Wednesday, December 28, 2011

cicatrizes de fecho-éclair


2012 à vista(para alguns eternamente a prazo). misterwalk encerra a quase hercúlea tarefa de encerras as malas(antes fossem os malas) que nada mais complicado por insistir em fazê-las como sempre e não da forma e conteúdo simplesmente simples. afinal, se desta vida nada se leva, para que querer levar-e trazer- tantas coisas? numa mala que mal cabe uma laranja e nela queremos transportar o mundo, ou melhor, os mundos, despedaçados por onde andamos? nisto e aquilo algo que também temos culpa ao contribuir de alguma forma para este despedaçamento, mesmo que seja a custa de alguns pedaços de nós mesmos, ainda que incrustados em pedaços de construções outras julgadas à revelia como indespedaçáveis.

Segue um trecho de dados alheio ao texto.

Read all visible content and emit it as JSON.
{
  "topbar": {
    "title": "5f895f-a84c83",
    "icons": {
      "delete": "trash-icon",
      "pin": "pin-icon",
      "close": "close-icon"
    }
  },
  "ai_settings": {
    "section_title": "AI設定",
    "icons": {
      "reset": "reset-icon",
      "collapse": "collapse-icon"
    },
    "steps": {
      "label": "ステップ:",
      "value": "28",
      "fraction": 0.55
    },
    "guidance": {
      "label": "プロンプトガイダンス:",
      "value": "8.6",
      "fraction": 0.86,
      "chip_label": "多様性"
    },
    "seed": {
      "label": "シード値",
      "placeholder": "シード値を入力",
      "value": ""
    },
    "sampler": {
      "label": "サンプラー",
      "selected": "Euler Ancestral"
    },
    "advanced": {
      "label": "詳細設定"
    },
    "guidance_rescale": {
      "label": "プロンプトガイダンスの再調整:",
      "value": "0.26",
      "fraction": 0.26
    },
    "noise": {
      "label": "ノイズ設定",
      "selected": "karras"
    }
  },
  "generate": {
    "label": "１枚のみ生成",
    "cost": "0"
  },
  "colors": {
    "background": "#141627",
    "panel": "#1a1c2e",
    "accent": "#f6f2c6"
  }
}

acompanhante, daqueles que a cada item tudo pergunta, tudo contesta - isso não, só vai ocupar espaço e aquilo, não vai levar?(ainda bem que ele não vai), pergunta, o que estava demorando? - vai pra onde? fazer o quê? - vou para portugal. vou sofrer.
e antes que o silêncio se torne mais um item a ser embalado sem a régua da necessidade respondo e encerro a conversa como se um acorde de paredes acordasse por sobre o frio da sua e das nossas colunas: que lugar, senão portugal, para se sofrer com o prazer que já foi caro a cada um de nossos heterônimos?

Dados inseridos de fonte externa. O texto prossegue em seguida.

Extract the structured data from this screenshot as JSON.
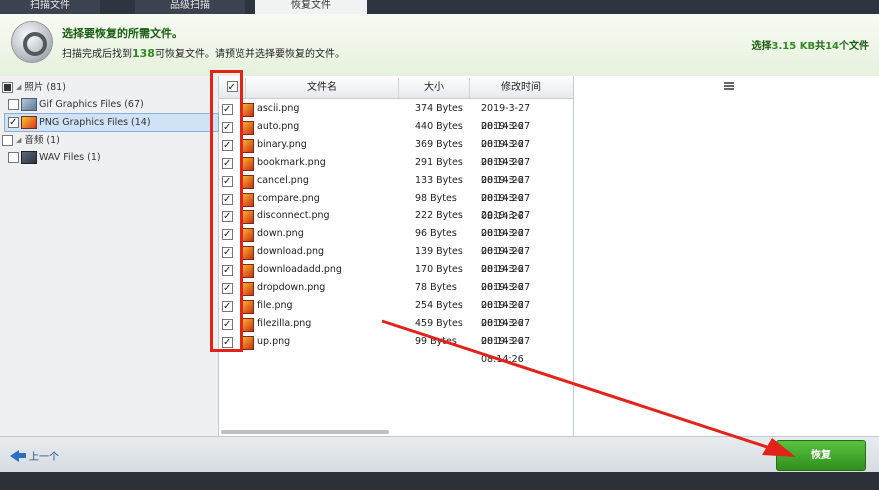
{
  "tabs": {
    "scan": "扫描文件",
    "deep": "品级扫描",
    "recover": "恢复文件"
  },
  "header": {
    "title": "选择要恢复的所需文件。",
    "sub_before": "扫描完成后找到",
    "found_count": "138",
    "sub_after": "可恢复文件。请预览并选择要恢复的文件。",
    "sel_prefix": "选择",
    "sel_size": "3.15 KB",
    "sel_mid": "共",
    "sel_count": "14",
    "sel_suffix": "个文件"
  },
  "tree": {
    "photos": "照片 (81)",
    "gif": "Gif Graphics Files (67)",
    "png": "PNG Graphics Files (14)",
    "audio": "音频 (1)",
    "wav": "WAV Files (1)"
  },
  "columns": {
    "name": "文件名",
    "size": "大小",
    "modified": "修改时间"
  },
  "files": [
    {
      "name": "ascii.png",
      "size": "374 Bytes",
      "time": "2019-3-27 08:14:26"
    },
    {
      "name": "auto.png",
      "size": "440 Bytes",
      "time": "2019-3-27 08:14:26"
    },
    {
      "name": "binary.png",
      "size": "369 Bytes",
      "time": "2019-3-27 08:14:26"
    },
    {
      "name": "bookmark.png",
      "size": "291 Bytes",
      "time": "2019-3-27 08:14:26"
    },
    {
      "name": "cancel.png",
      "size": "133 Bytes",
      "time": "2019-3-27 08:14:26"
    },
    {
      "name": "compare.png",
      "size": "98 Bytes",
      "time": "2019-3-27 08:14:26"
    },
    {
      "name": "disconnect.png",
      "size": "222 Bytes",
      "time": "2019-3-27 08:14:26"
    },
    {
      "name": "down.png",
      "size": "96 Bytes",
      "time": "2019-3-27 08:14:26"
    },
    {
      "name": "download.png",
      "size": "139 Bytes",
      "time": "2019-3-27 08:14:26"
    },
    {
      "name": "downloadadd.png",
      "size": "170 Bytes",
      "time": "2019-3-27 08:14:26"
    },
    {
      "name": "dropdown.png",
      "size": "78 Bytes",
      "time": "2019-3-27 08:14:26"
    },
    {
      "name": "file.png",
      "size": "254 Bytes",
      "time": "2019-3-27 08:14:26"
    },
    {
      "name": "filezilla.png",
      "size": "459 Bytes",
      "time": "2019-3-27 08:14:26"
    },
    {
      "name": "up.png",
      "size": "99 Bytes",
      "time": "2019-3-27 08:14:26"
    }
  ],
  "footer": {
    "back": "上一个",
    "recover": "恢复"
  },
  "colors": {
    "annotation": "#e2231a",
    "accent_green": "#2f8f1e",
    "header_text": "#1a5e12"
  }
}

a propósito - e não foi porque não coube na mala - deixo-lhes o poema do fecho éclair do antonio gedeão, que certamente não sabia que fecho éclair ou zíper, também se chama rí-rí). deixo-lhes outras coisas mais que não vou precisar em portugal. a falta só incomoda quando se tem tudo que revela o tédio de quem não fez e não lhe fizeram faltas.

" Filipe II tinha um colar de oiro

tinha um colar de oiro com pedras

rubis.

Cingia a cintura com cinto de coiro,

com fivela de oiro,

olho de perdiz.

Comia num prato

de prata lavrada

girafa trufada,

rissóis de serpente.

O copo era um gomo

que em flor desabrocha,

de cristal de rocha

do mais transparente.

Andava nas salas

forradas de Arrás,

com panos por cima,

pela frente e por trás.

Tapetes flamengos,

combates de galos,

alões e podengos,

falcões e cavalos.

Dormia na cama

de prata maciça

com dossel de lhama

de franja roliça.

Na mesa do canto

vermelho damasco

a tíbia de um santo

guardada num frasco.

Foi dono da terra,

foi senhor do mundo,

nada lhe faltava,

Filipe Segundo.

Tinha oiro e prata,

pedras nunca vistas,

safira, topázios,

rubis, ametistas.

Tinha tudo, tudo

sem peso nem conta,

bragas de veludo,

peliças de lontra.

Um homem tão grande

tem tudo o que quer.

O que ele não tinha

era um fecho éclair."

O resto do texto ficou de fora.